CEO David Levin explained the approach to me this month. Asked about his plan, whilst we sat on his office sofa overlooking the Thames, Levin, as his answer, instead called me up to sit at his desktop PC, on which he loaded UBM’s corporate wiki.
Levin walked me through the many groups, info pages and project sections where over 6,000 UBM staff around the world share everything from goodwill messages and earthquake alerts to best practice and strategic initiatives.
One such group is “Paid Content”, the place where UBMers are mulling over the concept. Any staff member can contribute ideas and experiences, no matter their station or seniority.
The illustration was clear – for UBM, initiatives like paid content are neither top-down dictates nor implemented group-wide. Unlike News Corp.’s dogmatic CEO, for example, Levin has flattened the hierarchy of UBM’s people policy to the degree that the company is sort of crowdsourcing its ideas from within, organically, electronically connected with itself.

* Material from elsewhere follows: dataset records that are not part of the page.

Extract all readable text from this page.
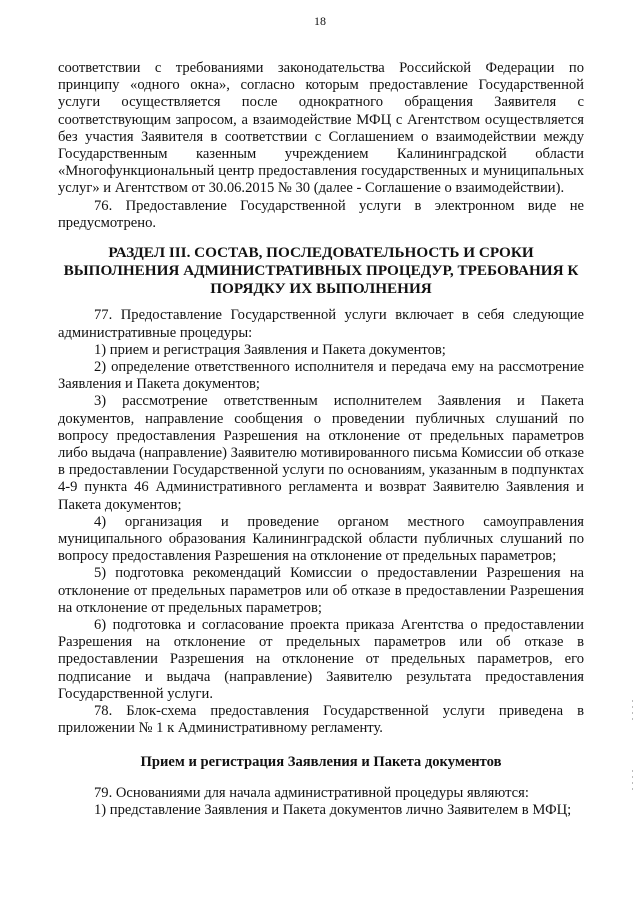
18

соответствии с требованиями законодательства Российской Федерации по принципу «одного окна», согласно которым предоставление Государственной услуги осуществляется после однократного обращения Заявителя с соответствующим запросом, а взаимодействие МФЦ с Агентством осуществляется без участия Заявителя в соответствии с Соглашением о взаимодействии между Государственным казенным учреждением Калининградской области «Многофункциональный центр предоставления государственных и муниципальных услуг» и Агентством от 30.06.2015 № 30 (далее - Соглашение о взаимодействии).

76. Предоставление Государственной услуги в электронном виде не предусмотрено.

РАЗДЕЛ III. СОСТАВ, ПОСЛЕДОВАТЕЛЬНОСТЬ И СРОКИ ВЫПОЛНЕНИЯ АДМИНИСТРАТИВНЫХ ПРОЦЕДУР, ТРЕБОВАНИЯ К ПОРЯДКУ ИХ ВЫПОЛНЕНИЯ

77. Предоставление Государственной услуги включает в себя следующие административные процедуры:

1) прием и регистрация Заявления и Пакета документов;

2) определение ответственного исполнителя и передача ему на рассмотрение Заявления и Пакета документов;

3) рассмотрение ответственным исполнителем Заявления и Пакета документов, направление сообщения о проведении публичных слушаний по вопросу предоставления Разрешения на отклонение от предельных параметров либо выдача (направление) Заявителю мотивированного письма Комиссии об отказе в предоставлении Государственной услуги по основаниям, указанным в подпунктах 4-9 пункта 46 Административного регламента и возврат Заявителю Заявления и Пакета документов;

4) организация и проведение органом местного самоуправления муниципального образования Калининградской области публичных слушаний по вопросу предоставления Разрешения на отклонение от предельных параметров;

5) подготовка рекомендаций Комиссии о предоставлении Разрешения на отклонение от предельных параметров или об отказе в предоставлении Разрешения на отклонение от предельных параметров;

6) подготовка и согласование проекта приказа Агентства о предоставлении Разрешения на отклонение от предельных параметров или об отказе в предоставлении Разрешения на отклонение от предельных параметров, его подписание и выдача (направление) Заявителю результата предоставления Государственной услуги.

78. Блок-схема предоставления Государственной услуги приведена в приложении № 1 к Административному регламенту.

Прием и регистрация Заявления и Пакета документов

79. Основаниями для начала административной процедуры являются:

1) представление Заявления и Пакета документов лично Заявителем в МФЦ;
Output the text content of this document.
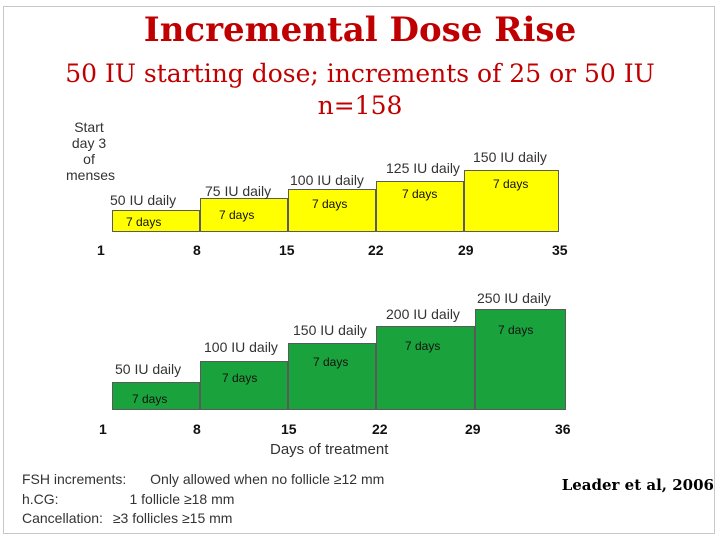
Incremental Dose Rise
50 IU starting dose; increments of 25 or 50 IU
n=158
Start day 3 of menses
50 IU daily
75 IU daily
100 IU daily
125 IU daily
150 IU daily
7 days	7 days
7 days
7 days
7 days
1	8	15	22	29	35
50 IU daily
100 IU daily
150 IU daily
200 IU daily
250 IU daily
7 days
7 days
7 days
7 days
7 days
1	8	15	22	29	36
Days of treatment
FSH increments: Only allowed when no follicle ≥12 mm
h.CG:	1 follicle ≥18 mm
Cancellation: ≥3 follicles ≥15 mm
Leader et al, 2006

“There are a hundred flowers blooming,” Levin told me. “There isn’t one single thing, there is not universal freemium. We’ve got a number of different experiments running, different approaches to how the (web) cookie works out who you are (for charging).
“We’re letting the wiki be the environment where people say ‘this is working’ or ‘it isn’t’. And then, when we come up to the regular meetings, we ask, ‘are we making the right call?’.”

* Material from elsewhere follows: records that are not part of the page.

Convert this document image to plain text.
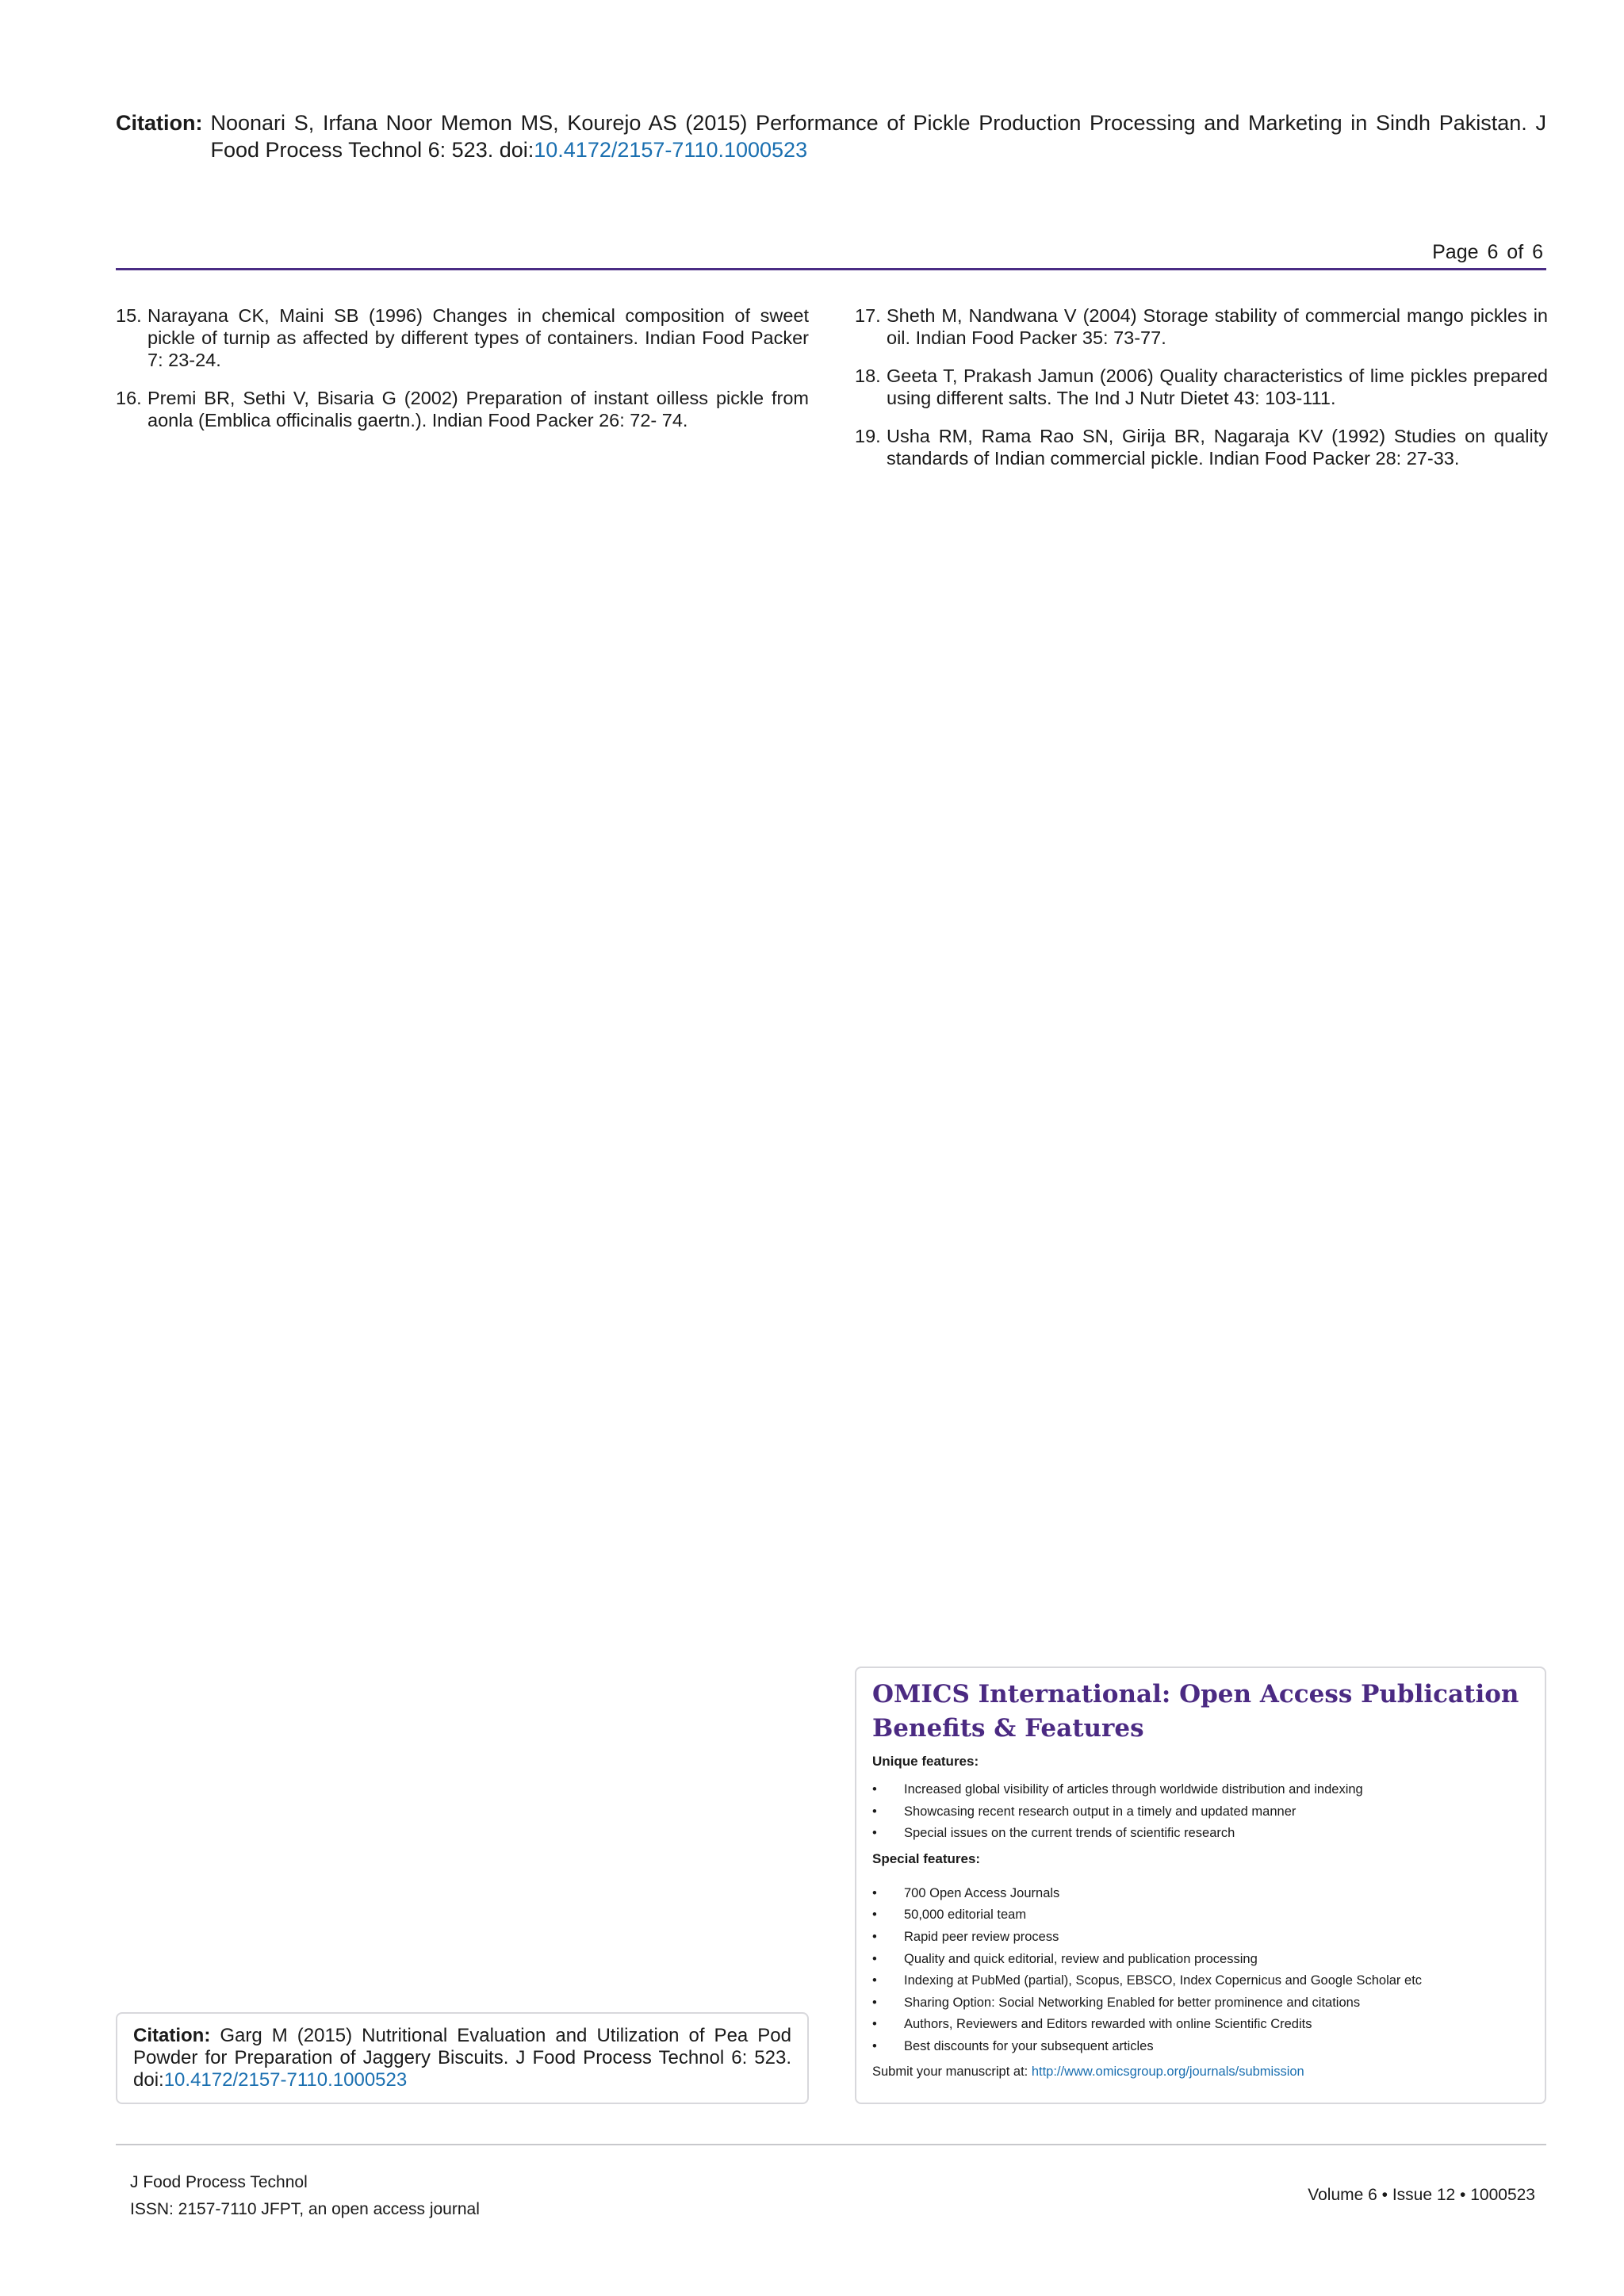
Citation: Noonari S, Irfana Noor Memon MS, Kourejo AS (2015) Performance of Pickle Production Processing and Marketing in Sindh Pakistan. J Food Process Technol 6: 523. doi:10.4172/2157-7110.1000523
Page 6 of 6
15. Narayana CK, Maini SB (1996) Changes in chemical composition of sweet pickle of turnip as affected by different types of containers. Indian Food Packer 7: 23-24.
16. Premi BR, Sethi V, Bisaria G (2002) Preparation of instant oilless pickle from aonla (Emblica officinalis gaertn.). Indian Food Packer 26: 72- 74.
17. Sheth M, Nandwana V (2004) Storage stability of commercial mango pickles in oil. Indian Food Packer 35: 73-77.
18. Geeta T, Prakash Jamun (2006) Quality characteristics of lime pickles prepared using different salts. The Ind J Nutr Dietet 43: 103-111.
19. Usha RM, Rama Rao SN, Girija BR, Nagaraja KV (1992) Studies on quality standards of Indian commercial pickle. Indian Food Packer 28: 27-33.
OMICS International: Open Access Publication Benefits & Features
Unique features:
•	Increased global visibility of articles through worldwide distribution and indexing
•	Showcasing recent research output in a timely and updated manner
•	Special issues on the current trends of scientific research
Special features:
•	700 Open Access Journals
•	50,000 editorial team
•	Rapid peer review process
•	Quality and quick editorial, review and publication processing
•	Indexing at PubMed (partial), Scopus, EBSCO, Index Copernicus and Google Scholar etc
•	Sharing Option: Social Networking Enabled for better prominence and citations
•	Authors, Reviewers and Editors rewarded with online Scientific Credits
•	Best discounts for your subsequent articles
Submit your manuscript at: http://www.omicsgroup.org/journals/submission
Citation: Garg M (2015) Nutritional Evaluation and Utilization of Pea Pod Powder for Preparation of Jaggery Biscuits. J Food Process Technol 6: 523. doi:10.4172/2157-7110.1000523
J Food Process Technol
ISSN: 2157-7110 JFPT, an open access journal
Volume 6 • Issue 12 • 1000523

UBM is in no rush and, it seems, no knees are jerking. Project Caxton is an ongoing review of every print title, asking: “Is there a path to being a leader in each one?,” Levin asks. “Caxton throws up questions. We’re not driven by quarterly targets, we’re driven by ‘can you make it profitable in the future?’
“Most of our titles are controlled-circulation. We came from a world that’s free-to-read; it’s harder to convert people to pay-to-read. In this phase, people think paid circulation is better than controlled – but there was a time when people would tell you ‘let’s kill off all this paid circulation, it’s not going to make us any money’.
“Our legacy is overwhelmingly controlled-circulation. The transition to paid from controlled-circulation is hard, but something that we’re doing in different parts.”
The main part?: “Effectively, let’s call it freemium,” Levin says. “We’re basically saying, the FT model is right – a limited amount of access for free and then it works out who you are and you’ve got to pay.”
But the group is at least as keen on selling new supporting data, training and video services, around its magazines’ web articles, as selling the core content itself. And, thanks to the wiki’s project teams, no single approach is likely to be adopted on a blithe, blanket basis.
“There is now huge upside, and not much of a down side,” Levin says. “Business is about putting yourself in a position where, on balance, you can win.”